Could you do something like this? Offer your clients some kind of service or maintenance contract? If you handle small business matters or estate planning, no question this is something to consider. For other practice areas, maybe not.
A maintenance contract allows you to regularly get in front of clients and do issue spotting. You get to see if their documents need updating, and you also find out what other work they need, in their business or personal life.
If it’s something you don’t handle, you can refer it to other lawyers and other professionals (e.g., CPAs, financial planners, consultants, et. al.) who have agreed to offer discounts and other perks to these referred clients.
Clients get work done they might otherwise delay on taking care of, to their detriment. They get a good deal, too.
Also, you get face time with your clients once or twice a year which can only strengthen your relationships with them. They may not need any work themselves but you will undoubtedly get referrals.
Then there is the additional revenue this will bring to your coffers. If you have 200 clients paying you $200 a year, that’s an additional $40,000 a year, not counting any additional work or referrals.
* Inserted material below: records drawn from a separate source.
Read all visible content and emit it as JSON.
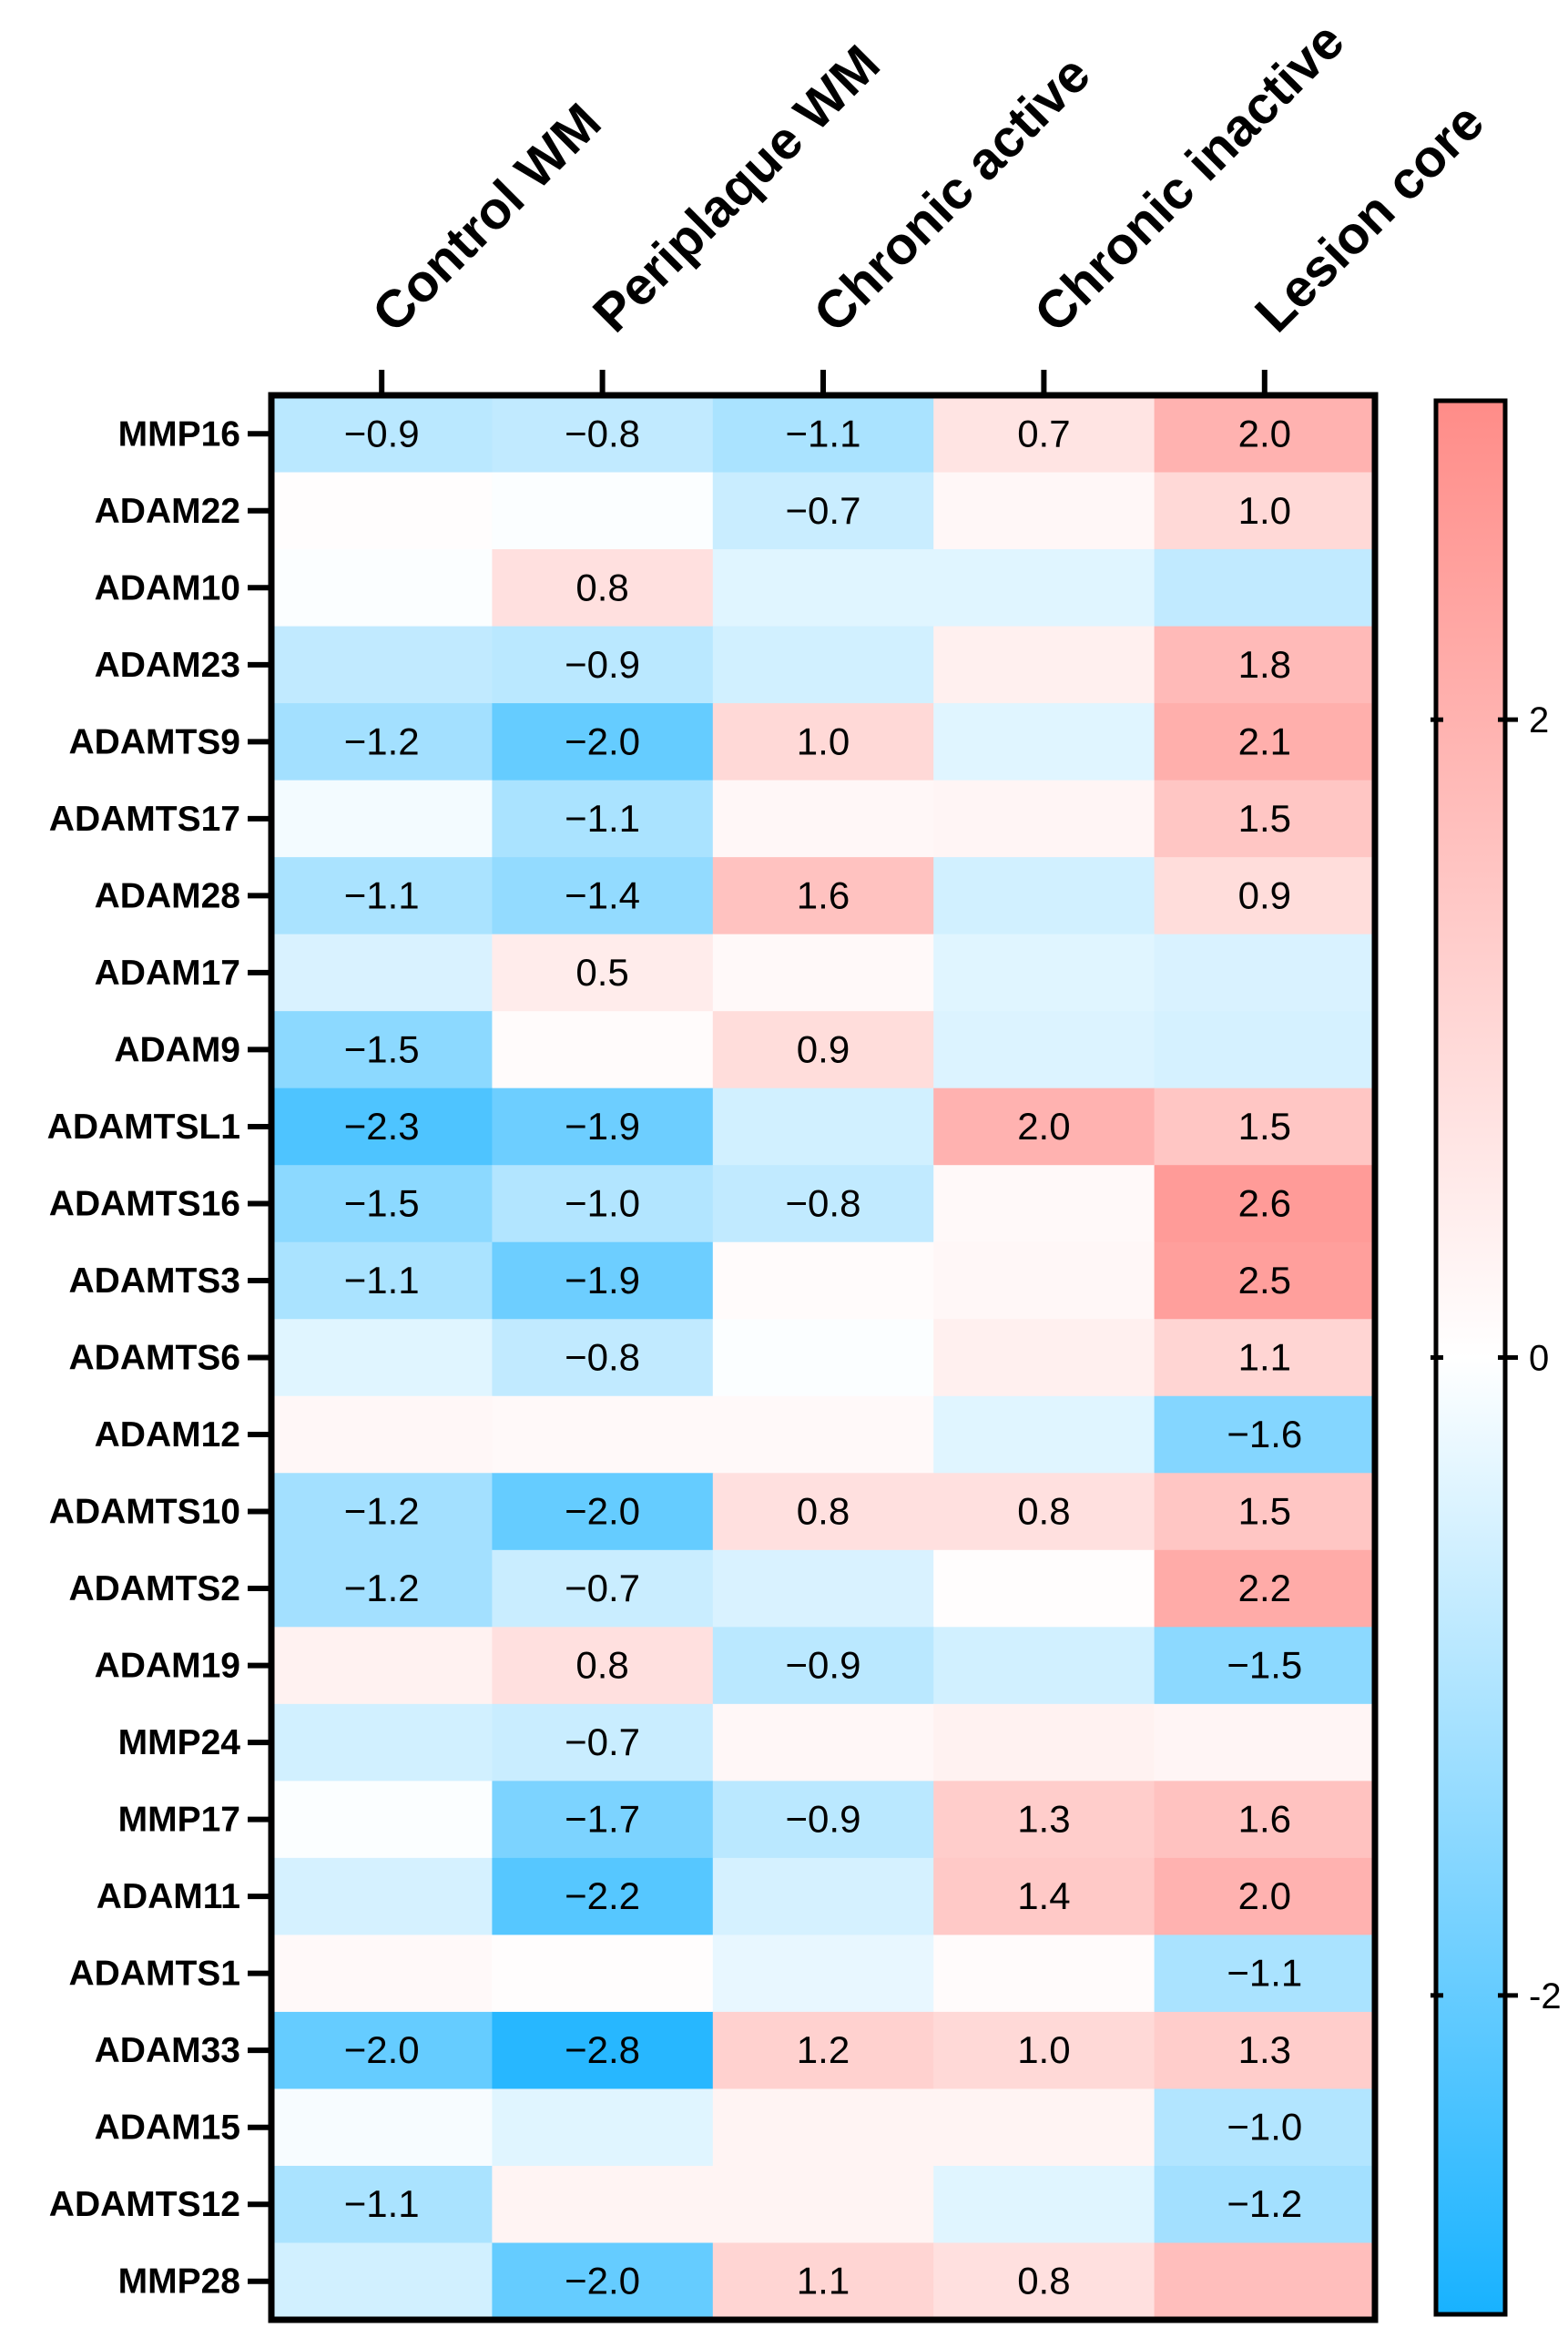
{
  "chart_data": {
    "type": "heatmap",
    "title": "",
    "columns": [
      "Control WM",
      "Periplaque WM",
      "Chronic active",
      "Chronic inactive",
      "Lesion core"
    ],
    "rows": [
      "MMP16",
      "ADAM22",
      "ADAM10",
      "ADAM23",
      "ADAMTS9",
      "ADAMTS17",
      "ADAM28",
      "ADAM17",
      "ADAM9",
      "ADAMTSL1",
      "ADAMTS16",
      "ADAMTS3",
      "ADAMTS6",
      "ADAM12",
      "ADAMTS10",
      "ADAMTS2",
      "ADAM19",
      "MMP24",
      "MMP17",
      "ADAM11",
      "ADAMTS1",
      "ADAM33",
      "ADAM15",
      "ADAMTS12",
      "MMP28"
    ],
    "values": [
      [
        -0.9,
        -0.8,
        -1.1,
        0.7,
        2.0
      ],
      [
        0.05,
        -0.05,
        -0.7,
        0.2,
        1.0
      ],
      [
        -0.05,
        0.8,
        -0.4,
        -0.4,
        -0.8
      ],
      [
        -0.8,
        -0.9,
        -0.6,
        0.4,
        1.8
      ],
      [
        -1.2,
        -2.0,
        1.0,
        -0.4,
        2.1
      ],
      [
        -0.15,
        -1.1,
        0.2,
        0.25,
        1.5
      ],
      [
        -1.1,
        -1.4,
        1.6,
        -0.6,
        0.9
      ],
      [
        -0.5,
        0.5,
        0.15,
        -0.4,
        -0.5
      ],
      [
        -1.5,
        0.1,
        0.9,
        -0.45,
        -0.55
      ],
      [
        -2.3,
        -1.9,
        -0.6,
        2.0,
        1.5
      ],
      [
        -1.5,
        -1.0,
        -0.8,
        0.15,
        2.6
      ],
      [
        -1.1,
        -1.9,
        0.1,
        0.2,
        2.5
      ],
      [
        -0.4,
        -0.8,
        -0.05,
        0.4,
        1.1
      ],
      [
        0.2,
        0.15,
        0.15,
        -0.4,
        -1.6
      ],
      [
        -1.2,
        -2.0,
        0.8,
        0.8,
        1.5
      ],
      [
        -1.2,
        -0.7,
        -0.5,
        0.05,
        2.2
      ],
      [
        0.35,
        0.8,
        -0.9,
        -0.6,
        -1.5
      ],
      [
        -0.6,
        -0.7,
        0.2,
        0.35,
        0.25
      ],
      [
        -0.05,
        -1.7,
        -0.9,
        1.3,
        1.6
      ],
      [
        -0.55,
        -2.2,
        -0.55,
        1.4,
        2.0
      ],
      [
        0.15,
        0.05,
        -0.3,
        0.1,
        -1.1
      ],
      [
        -2.0,
        -2.8,
        1.2,
        1.0,
        1.3
      ],
      [
        -0.1,
        -0.4,
        0.3,
        0.3,
        -1.0
      ],
      [
        -1.1,
        0.3,
        0.3,
        -0.4,
        -1.2
      ],
      [
        -0.6,
        -2.0,
        1.1,
        0.8,
        1.7
      ]
    ],
    "cell_labels": [
      [
        "−0.9",
        "−0.8",
        "−1.1",
        "0.7",
        "2.0"
      ],
      [
        "",
        "",
        "−0.7",
        "",
        "1.0"
      ],
      [
        "",
        "0.8",
        "",
        "",
        ""
      ],
      [
        "",
        "−0.9",
        "",
        "",
        "1.8"
      ],
      [
        "−1.2",
        "−2.0",
        "1.0",
        "",
        "2.1"
      ],
      [
        "",
        "−1.1",
        "",
        "",
        "1.5"
      ],
      [
        "−1.1",
        "−1.4",
        "1.6",
        "",
        "0.9"
      ],
      [
        "",
        "0.5",
        "",
        "",
        ""
      ],
      [
        "−1.5",
        "",
        "0.9",
        "",
        ""
      ],
      [
        "−2.3",
        "−1.9",
        "",
        "2.0",
        "1.5"
      ],
      [
        "−1.5",
        "−1.0",
        "−0.8",
        "",
        "2.6"
      ],
      [
        "−1.1",
        "−1.9",
        "",
        "",
        "2.5"
      ],
      [
        "",
        "−0.8",
        "",
        "",
        "1.1"
      ],
      [
        "",
        "",
        "",
        "",
        "−1.6"
      ],
      [
        "−1.2",
        "−2.0",
        "0.8",
        "0.8",
        "1.5"
      ],
      [
        "−1.2",
        "−0.7",
        "",
        "",
        "2.2"
      ],
      [
        "",
        "0.8",
        "−0.9",
        "",
        "−1.5"
      ],
      [
        "",
        "−0.7",
        "",
        "",
        ""
      ],
      [
        "",
        "−1.7",
        "−0.9",
        "1.3",
        "1.6"
      ],
      [
        "",
        "−2.2",
        "",
        "1.4",
        "2.0"
      ],
      [
        "",
        "",
        "",
        "",
        "−1.1"
      ],
      [
        "−2.0",
        "−2.8",
        "1.2",
        "1.0",
        "1.3"
      ],
      [
        "",
        "",
        "",
        "",
        "−1.0"
      ],
      [
        "−1.1",
        "",
        "",
        "",
        "−1.2"
      ],
      [
        "",
        "−2.0",
        "1.1",
        "0.8",
        ""
      ]
    ],
    "color_scale": {
      "min": -3,
      "max": 3,
      "low_color": "#18b2ff",
      "mid_color": "#ffffff",
      "high_color": "#ff8c88",
      "ticks": [
        2,
        0,
        -2
      ],
      "tick_labels": [
        "2",
        "0",
        "-2"
      ]
    },
    "xlabel": "",
    "ylabel": "",
    "legend": "colorbar right"
  }
}
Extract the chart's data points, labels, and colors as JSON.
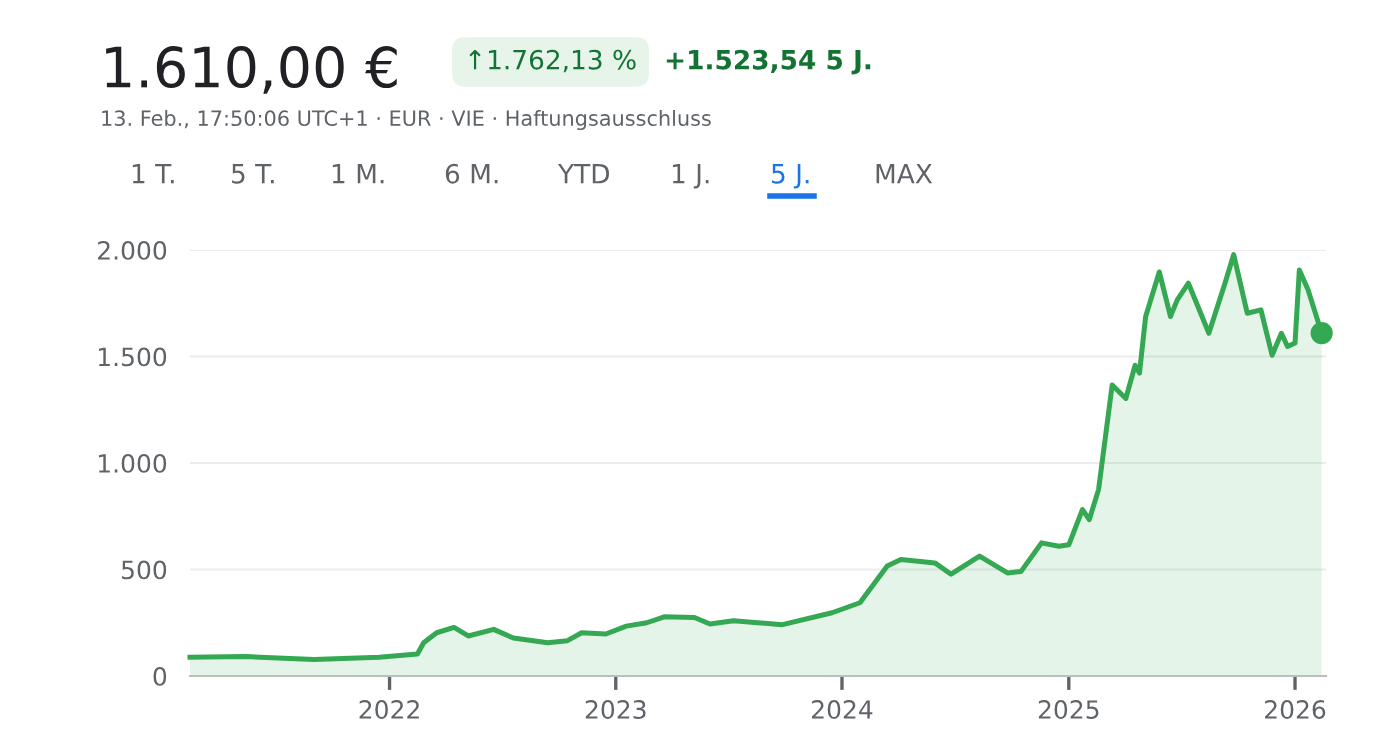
{
  "chart_data": {
    "type": "area",
    "title": "1.610,00 €",
    "subtitle": "13. Feb., 17:50:06 UTC+1 · EUR · VIE · Haftungsausschluss",
    "annotations": [
      "↑1.762,13 %",
      "+1.523,54 5 J.",
      "1 T.",
      "5 T.",
      "1 M.",
      "6 M.",
      "YTD",
      "1 J.",
      "5 J.",
      "MAX"
    ],
    "x": [
      "2021-02-13",
      "2021-05-15",
      "2021-09-01",
      "2021-12-15",
      "2022-02-15",
      "2022-02-25",
      "2022-03-18",
      "2022-04-15",
      "2022-05-08",
      "2022-06-18",
      "2022-07-20",
      "2022-09-13",
      "2022-10-15",
      "2022-11-07",
      "2022-12-16",
      "2023-01-18",
      "2023-02-20",
      "2023-03-20",
      "2023-05-08",
      "2023-06-02",
      "2023-07-10",
      "2023-09-27",
      "2023-12-16",
      "2024-01-30",
      "2024-03-14",
      "2024-04-05",
      "2024-05-30",
      "2024-06-25",
      "2024-08-10",
      "2024-09-24",
      "2024-10-16",
      "2024-11-18",
      "2024-12-16",
      "2025-01-01",
      "2025-01-23",
      "2025-02-03",
      "2025-02-18",
      "2025-03-12",
      "2025-04-03",
      "2025-04-18",
      "2025-04-25",
      "2025-05-05",
      "2025-05-27",
      "2025-06-14",
      "2025-06-25",
      "2025-07-13",
      "2025-08-15",
      "2025-09-10",
      "2025-09-24",
      "2025-10-16",
      "2025-11-07",
      "2025-11-25",
      "2025-12-10",
      "2025-12-20",
      "2026-01-01",
      "2026-01-08",
      "2026-01-22",
      "2026-02-13"
    ],
    "series": [
      {
        "color": "#34a853",
        "values": [
          88,
          91,
          78,
          88,
          103,
          156,
          203,
          228,
          188,
          219,
          178,
          156,
          166,
          203,
          197,
          234,
          250,
          278,
          275,
          244,
          259,
          241,
          297,
          344,
          516,
          547,
          531,
          478,
          563,
          484,
          491,
          625,
          609,
          616,
          781,
          734,
          875,
          1366,
          1303,
          1459,
          1422,
          1688,
          1897,
          1688,
          1766,
          1844,
          1609,
          1844,
          1978,
          1703,
          1719,
          1506,
          1609,
          1547,
          1563,
          1906,
          1813,
          1610
        ]
      }
    ],
    "xlim": [
      "2021-02-13",
      "2026-02-20"
    ],
    "xticks": [
      {
        "value": "2022-01-01",
        "label": "2022"
      },
      {
        "value": "2023-01-01",
        "label": "2023"
      },
      {
        "value": "2024-01-01",
        "label": "2024"
      },
      {
        "value": "2025-01-01",
        "label": "2025"
      },
      {
        "value": "2026-01-01",
        "label": "2026"
      }
    ],
    "ylim": [
      0,
      2000
    ],
    "yticks": [
      0,
      {
        "value": 500,
        "label": "500"
      },
      {
        "value": 1000,
        "label": "1.000"
      },
      {
        "value": 1500,
        "label": "1.500"
      },
      {
        "value": 2000,
        "label": "2.000"
      }
    ],
    "grid": "y",
    "legend": false,
    "marker": "none",
    "line_style": "solid"
  }
}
If you don’t like the idea of charging clients for this for some reason, or your practice area doesn’t allow you to provide enough value to your clients to justify a fee, e.g., you handle personal injury only, consider offering this service to your clients at no charge.
You see them once or twice a year, or talk to them on the phone, or send them a form to fill out and then call them. If they need your services, they get to hire you at a discount and/or they get some added benefit.
If they don’t need your services but they need something else, you will refer them to high quality professionals (or businesses) with whom you have already negotiated a “special deal”.
Would a PI or criminal defense client avail themselves of this benefit if it were free? Why not give it a try and find out?